Councilman Mike Allen, who originally introduced a citywide ban, struck the compromise after facing criticism from groups like the Spokane Guild School, which raises money each year through a penny drive where volunteers stand in the street to gather donations.
Councilman Steve Salvatori argued a full ban was necessary for safety and gave a lengthy, teary-eyed testimony about seeing a teenager killed during a bike ride along the road. He said the council would be “pants-on-the-head crazy” to allow stepping into busy streets in one part of town but not in another. During two and a half hours of public comment, others argued the new law unfairly targets poor people, calling it “class warfare.”
Still, the council fell in line. Councilman Mike Fagan, who was mostly quiet, was the lone no vote.
— Heidi Groover
Full Board
The Board of Trustees for the Coeur d’Alene school district appointed Domino’s pizza franchise owner Jim Hightower to fill the fifth and final slot on the board. He’s the second trustee on the board to have extensive experience in the fast-food industry.
Jim Hightower — a very different person from the populist commentator with the same name syndicated in The Inlander — says he hopes to be a voice of “safety and security” for the school district.
“I would really like to try to focus on helping move the curriculum toward real-world education,” Hightower says. “They don’t do a lot of preparation in the schools to give the kids practical education — in how to interview for a job, open a savings account, how credit’s really important.”
The pick will do little to ease concerns from some parents that the board has shifted rightward. Hightower’s on the board of the Kootenai County Reagan Republicans, a group that campaigned for the only two elected members currently on the board.
— Daniel Walters
Talk to the Hand
State Rep. Matt Shea is paying no mind his opponent, the media or even his own local Republican Party leader.
It’s been three weeks since Shea’s Democratic challenger, Amy Biviano, called on Shea to remove a photo he’d taken on her driveway while doorbelling. As of Tuesday afternoon, the photo remained on Shea’s Facebook site.

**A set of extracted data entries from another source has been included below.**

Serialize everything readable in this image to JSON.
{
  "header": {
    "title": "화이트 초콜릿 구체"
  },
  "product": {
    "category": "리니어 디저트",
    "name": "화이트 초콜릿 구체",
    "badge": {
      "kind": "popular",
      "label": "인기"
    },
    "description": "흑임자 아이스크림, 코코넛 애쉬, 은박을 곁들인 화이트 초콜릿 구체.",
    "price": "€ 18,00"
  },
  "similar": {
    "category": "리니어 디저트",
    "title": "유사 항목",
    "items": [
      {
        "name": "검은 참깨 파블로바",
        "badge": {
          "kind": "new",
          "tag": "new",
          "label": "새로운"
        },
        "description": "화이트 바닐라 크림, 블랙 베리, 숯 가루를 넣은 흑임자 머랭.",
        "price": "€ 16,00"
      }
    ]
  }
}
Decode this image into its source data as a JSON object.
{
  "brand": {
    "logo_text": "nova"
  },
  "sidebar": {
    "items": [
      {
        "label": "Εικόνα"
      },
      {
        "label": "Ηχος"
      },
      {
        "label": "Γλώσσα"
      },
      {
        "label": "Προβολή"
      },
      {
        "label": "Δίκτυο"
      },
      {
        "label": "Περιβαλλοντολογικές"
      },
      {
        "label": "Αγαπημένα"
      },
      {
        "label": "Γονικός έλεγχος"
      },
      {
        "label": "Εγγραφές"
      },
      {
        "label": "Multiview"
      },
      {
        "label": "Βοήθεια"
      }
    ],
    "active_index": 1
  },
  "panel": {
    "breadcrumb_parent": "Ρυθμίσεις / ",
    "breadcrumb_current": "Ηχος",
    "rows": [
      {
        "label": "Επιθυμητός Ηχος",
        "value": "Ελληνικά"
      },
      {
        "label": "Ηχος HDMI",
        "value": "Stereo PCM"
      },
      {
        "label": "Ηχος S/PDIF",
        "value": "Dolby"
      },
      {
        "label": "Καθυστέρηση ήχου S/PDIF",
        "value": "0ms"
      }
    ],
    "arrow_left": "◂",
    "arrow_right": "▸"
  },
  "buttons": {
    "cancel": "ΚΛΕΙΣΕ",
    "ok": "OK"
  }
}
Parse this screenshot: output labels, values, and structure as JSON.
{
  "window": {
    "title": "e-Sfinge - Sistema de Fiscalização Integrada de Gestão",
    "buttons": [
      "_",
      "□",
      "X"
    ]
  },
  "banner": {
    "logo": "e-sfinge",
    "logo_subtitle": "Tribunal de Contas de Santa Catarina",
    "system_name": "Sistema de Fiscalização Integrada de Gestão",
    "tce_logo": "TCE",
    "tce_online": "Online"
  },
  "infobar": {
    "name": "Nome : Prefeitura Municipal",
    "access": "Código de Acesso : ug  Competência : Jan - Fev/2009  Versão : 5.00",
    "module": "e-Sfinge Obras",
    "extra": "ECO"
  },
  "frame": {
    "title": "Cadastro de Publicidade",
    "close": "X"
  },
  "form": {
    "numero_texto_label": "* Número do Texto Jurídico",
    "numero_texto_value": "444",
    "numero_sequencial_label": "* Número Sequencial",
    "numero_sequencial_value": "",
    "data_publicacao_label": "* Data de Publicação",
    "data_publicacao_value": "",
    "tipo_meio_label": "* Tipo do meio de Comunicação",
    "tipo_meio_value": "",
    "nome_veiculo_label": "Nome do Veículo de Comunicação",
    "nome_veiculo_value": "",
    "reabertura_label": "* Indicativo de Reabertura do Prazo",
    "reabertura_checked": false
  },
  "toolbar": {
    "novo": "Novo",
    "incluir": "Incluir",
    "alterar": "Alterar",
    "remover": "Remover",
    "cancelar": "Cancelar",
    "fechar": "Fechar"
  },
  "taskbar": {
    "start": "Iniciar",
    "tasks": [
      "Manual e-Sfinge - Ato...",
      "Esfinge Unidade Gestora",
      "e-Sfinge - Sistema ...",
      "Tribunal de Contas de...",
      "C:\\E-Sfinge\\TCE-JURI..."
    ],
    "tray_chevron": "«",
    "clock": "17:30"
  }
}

Spokane County GOP Chair Matthew Pederson says he has called for Shea to remove the photo. Pederson, who also says he tried to call Biviano, says the whole kerfluffle is a distraction from the race and the candidates’ ideas to tackle state issues.
Biviano says she’s heard nothing from either Shea or Pederson.
“Matthew and I have spoken previously, and I’m quite sure he knows how to contact me,” she says.
In other Shea news, the state legislator has begun blocking journalists who follow his Twitter page. Several Inlander reporters and Spokesman columnist Shawn Vestal all say they’ve been blocked from Shea’s account.
Calls to Shea’s district office and emails to his campaign weren’t returned by press time. Pederson did not return a call Tuesday afternoon.
Biviano, who lost to Shea by about 20 points in the August primaries, says she thinks she can make up that margin in November.